ECLI:NL:OGEAA:2018:732
Gerecht in Eerste Aanleg van Aruba
- Beschikking
- Rechtspraak.nl
Beëindiging arbeidsovereenkomst en kennelijk onredelijk ontslag
In deze zaak, behandeld door het Gerecht in Eerste Aanleg van Aruba, heeft de verzoeker, [VERZOEKER], een rechtszaak aangespannen tegen zijn werkgever, Retraco Aruba N.V., over de beëindiging van zijn arbeidsovereenkomst. De verzoeker was sinds 3 maart 2009 in dienst als lasser bij Retraco en had in april 2018 zijn dienstverband met onmiddellijke ingang opgezegd.
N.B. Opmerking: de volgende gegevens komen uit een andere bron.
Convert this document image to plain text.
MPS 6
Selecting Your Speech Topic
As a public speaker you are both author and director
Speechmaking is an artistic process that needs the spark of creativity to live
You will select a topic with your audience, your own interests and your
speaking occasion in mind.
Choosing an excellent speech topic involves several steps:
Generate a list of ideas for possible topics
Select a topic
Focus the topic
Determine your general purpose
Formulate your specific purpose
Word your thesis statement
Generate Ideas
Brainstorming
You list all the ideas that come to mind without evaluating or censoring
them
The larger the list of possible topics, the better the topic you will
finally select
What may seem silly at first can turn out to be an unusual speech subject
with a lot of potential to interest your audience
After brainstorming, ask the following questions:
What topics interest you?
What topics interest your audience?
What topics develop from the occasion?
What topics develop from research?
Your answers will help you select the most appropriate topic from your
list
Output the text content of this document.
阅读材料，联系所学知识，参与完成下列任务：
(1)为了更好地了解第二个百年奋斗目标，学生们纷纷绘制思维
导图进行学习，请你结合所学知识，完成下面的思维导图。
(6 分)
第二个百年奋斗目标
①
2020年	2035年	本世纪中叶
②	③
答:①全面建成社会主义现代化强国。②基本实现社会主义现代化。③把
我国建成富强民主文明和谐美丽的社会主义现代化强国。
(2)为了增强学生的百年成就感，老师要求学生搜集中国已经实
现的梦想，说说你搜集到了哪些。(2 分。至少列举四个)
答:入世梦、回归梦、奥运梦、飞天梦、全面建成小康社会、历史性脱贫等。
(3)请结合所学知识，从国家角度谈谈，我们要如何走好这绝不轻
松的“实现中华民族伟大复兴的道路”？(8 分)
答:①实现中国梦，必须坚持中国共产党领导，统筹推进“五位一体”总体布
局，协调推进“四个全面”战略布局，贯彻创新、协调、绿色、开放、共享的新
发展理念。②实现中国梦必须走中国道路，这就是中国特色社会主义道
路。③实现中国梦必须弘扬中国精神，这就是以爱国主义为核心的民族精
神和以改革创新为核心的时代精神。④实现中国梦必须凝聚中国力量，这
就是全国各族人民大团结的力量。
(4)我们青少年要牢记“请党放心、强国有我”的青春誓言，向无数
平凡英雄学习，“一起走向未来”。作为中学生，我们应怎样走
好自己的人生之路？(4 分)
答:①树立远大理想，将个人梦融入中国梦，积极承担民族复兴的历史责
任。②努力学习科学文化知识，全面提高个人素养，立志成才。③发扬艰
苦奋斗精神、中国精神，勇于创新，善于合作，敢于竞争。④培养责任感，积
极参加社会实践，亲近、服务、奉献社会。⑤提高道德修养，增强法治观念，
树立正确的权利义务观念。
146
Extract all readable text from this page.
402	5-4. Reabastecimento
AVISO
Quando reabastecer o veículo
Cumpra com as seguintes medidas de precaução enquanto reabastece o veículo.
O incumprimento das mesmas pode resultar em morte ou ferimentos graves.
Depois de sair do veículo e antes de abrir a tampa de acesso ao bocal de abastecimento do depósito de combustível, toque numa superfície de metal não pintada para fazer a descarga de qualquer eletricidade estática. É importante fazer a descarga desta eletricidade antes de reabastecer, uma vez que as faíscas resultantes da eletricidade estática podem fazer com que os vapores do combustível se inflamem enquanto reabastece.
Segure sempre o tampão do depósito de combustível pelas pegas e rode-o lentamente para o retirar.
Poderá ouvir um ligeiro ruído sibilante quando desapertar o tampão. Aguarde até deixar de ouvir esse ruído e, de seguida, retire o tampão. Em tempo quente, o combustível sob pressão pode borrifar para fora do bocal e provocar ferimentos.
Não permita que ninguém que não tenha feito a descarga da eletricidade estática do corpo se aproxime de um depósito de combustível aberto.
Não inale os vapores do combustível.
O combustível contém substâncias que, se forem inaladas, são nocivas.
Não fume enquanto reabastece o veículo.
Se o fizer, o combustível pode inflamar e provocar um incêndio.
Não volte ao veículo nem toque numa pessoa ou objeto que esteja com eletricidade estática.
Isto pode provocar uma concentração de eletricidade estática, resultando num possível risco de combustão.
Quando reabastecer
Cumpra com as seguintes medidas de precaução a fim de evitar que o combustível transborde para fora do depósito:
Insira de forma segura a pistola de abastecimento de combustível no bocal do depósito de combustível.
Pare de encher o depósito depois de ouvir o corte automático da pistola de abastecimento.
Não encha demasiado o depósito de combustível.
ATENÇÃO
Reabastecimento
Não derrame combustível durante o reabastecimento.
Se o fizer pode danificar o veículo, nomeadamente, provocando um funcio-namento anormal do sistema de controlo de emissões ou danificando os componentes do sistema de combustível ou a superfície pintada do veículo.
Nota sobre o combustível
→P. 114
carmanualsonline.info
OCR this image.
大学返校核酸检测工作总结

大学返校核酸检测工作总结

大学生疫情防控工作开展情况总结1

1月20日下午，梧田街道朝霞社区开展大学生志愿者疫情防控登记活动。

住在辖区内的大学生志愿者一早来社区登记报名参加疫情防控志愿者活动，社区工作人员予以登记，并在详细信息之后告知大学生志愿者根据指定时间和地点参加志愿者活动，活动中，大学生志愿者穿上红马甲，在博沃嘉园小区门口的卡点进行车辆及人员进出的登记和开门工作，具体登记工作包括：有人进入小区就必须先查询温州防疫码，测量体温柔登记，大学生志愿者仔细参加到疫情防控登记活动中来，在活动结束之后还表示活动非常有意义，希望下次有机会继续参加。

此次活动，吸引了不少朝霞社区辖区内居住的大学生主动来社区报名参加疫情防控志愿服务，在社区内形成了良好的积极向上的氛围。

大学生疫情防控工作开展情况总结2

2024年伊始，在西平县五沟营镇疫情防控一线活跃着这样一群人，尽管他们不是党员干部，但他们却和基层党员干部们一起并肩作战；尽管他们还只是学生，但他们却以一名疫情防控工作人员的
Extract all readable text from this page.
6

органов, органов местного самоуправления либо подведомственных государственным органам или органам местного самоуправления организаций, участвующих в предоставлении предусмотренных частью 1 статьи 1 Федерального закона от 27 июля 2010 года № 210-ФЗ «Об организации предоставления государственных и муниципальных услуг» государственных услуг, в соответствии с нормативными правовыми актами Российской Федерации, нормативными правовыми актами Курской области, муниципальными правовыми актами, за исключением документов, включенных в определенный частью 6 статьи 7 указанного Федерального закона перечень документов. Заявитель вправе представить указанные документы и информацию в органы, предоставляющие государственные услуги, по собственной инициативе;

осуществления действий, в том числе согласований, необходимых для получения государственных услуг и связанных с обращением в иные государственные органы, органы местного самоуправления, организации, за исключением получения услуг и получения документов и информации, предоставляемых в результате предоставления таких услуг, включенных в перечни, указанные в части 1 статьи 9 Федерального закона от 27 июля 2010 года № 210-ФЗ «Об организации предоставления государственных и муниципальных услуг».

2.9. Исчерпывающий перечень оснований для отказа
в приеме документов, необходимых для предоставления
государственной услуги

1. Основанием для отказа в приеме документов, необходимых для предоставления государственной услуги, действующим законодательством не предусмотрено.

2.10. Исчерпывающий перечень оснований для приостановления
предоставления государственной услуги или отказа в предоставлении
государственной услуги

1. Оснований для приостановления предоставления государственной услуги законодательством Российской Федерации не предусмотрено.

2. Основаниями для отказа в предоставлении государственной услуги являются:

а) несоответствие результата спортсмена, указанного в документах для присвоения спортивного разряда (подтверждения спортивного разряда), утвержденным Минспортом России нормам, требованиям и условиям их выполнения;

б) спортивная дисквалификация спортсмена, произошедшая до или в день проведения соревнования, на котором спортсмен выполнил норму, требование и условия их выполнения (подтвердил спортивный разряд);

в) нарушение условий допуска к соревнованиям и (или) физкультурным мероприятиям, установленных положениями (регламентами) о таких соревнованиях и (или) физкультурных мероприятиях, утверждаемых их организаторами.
Hij stelde dat deze beëindiging kennelijk onredelijk was en verzocht om een vergoeding.
De procedure begon met een verzoekschrift dat op 26 juni 2018 werd ingediend, gevolgd door een verweerschrift van Retraco op 7 september 2018. De zitting vond plaats op 16 september 2018. De verzoeker voerde aan dat hij onder druk was gezet om de beëindigingsbrief te ondertekenen en dat hij niet goed begreep wat de gevolgen waren. Retraco daarentegen stelde dat de ondertekening van de brief een duidelijke en ondubbelzinnige verklaring was voor de beëindiging van de arbeidsovereenkomst.
De rechter oordeelde dat de verzoeker, door de beëindigingsbrief te ondertekenen, instemde met de beëindiging van zijn dienstverband. De rechter concludeerde dat er geen sprake was van kennelijk onredelijk ontslag, omdat de verzoeker zich bewust was van de inhoud en de gevolgen van de ondertekening. De vorderingen van de verzoeker werden afgewezen en hij werd veroordeeld in de proceskosten van Retraco.
Deze beschikking werd uitgesproken op 27 november 2018 door mr. Y.M. Vanwersch, rechter in het Gerecht in Eerste Aanleg van Aruba.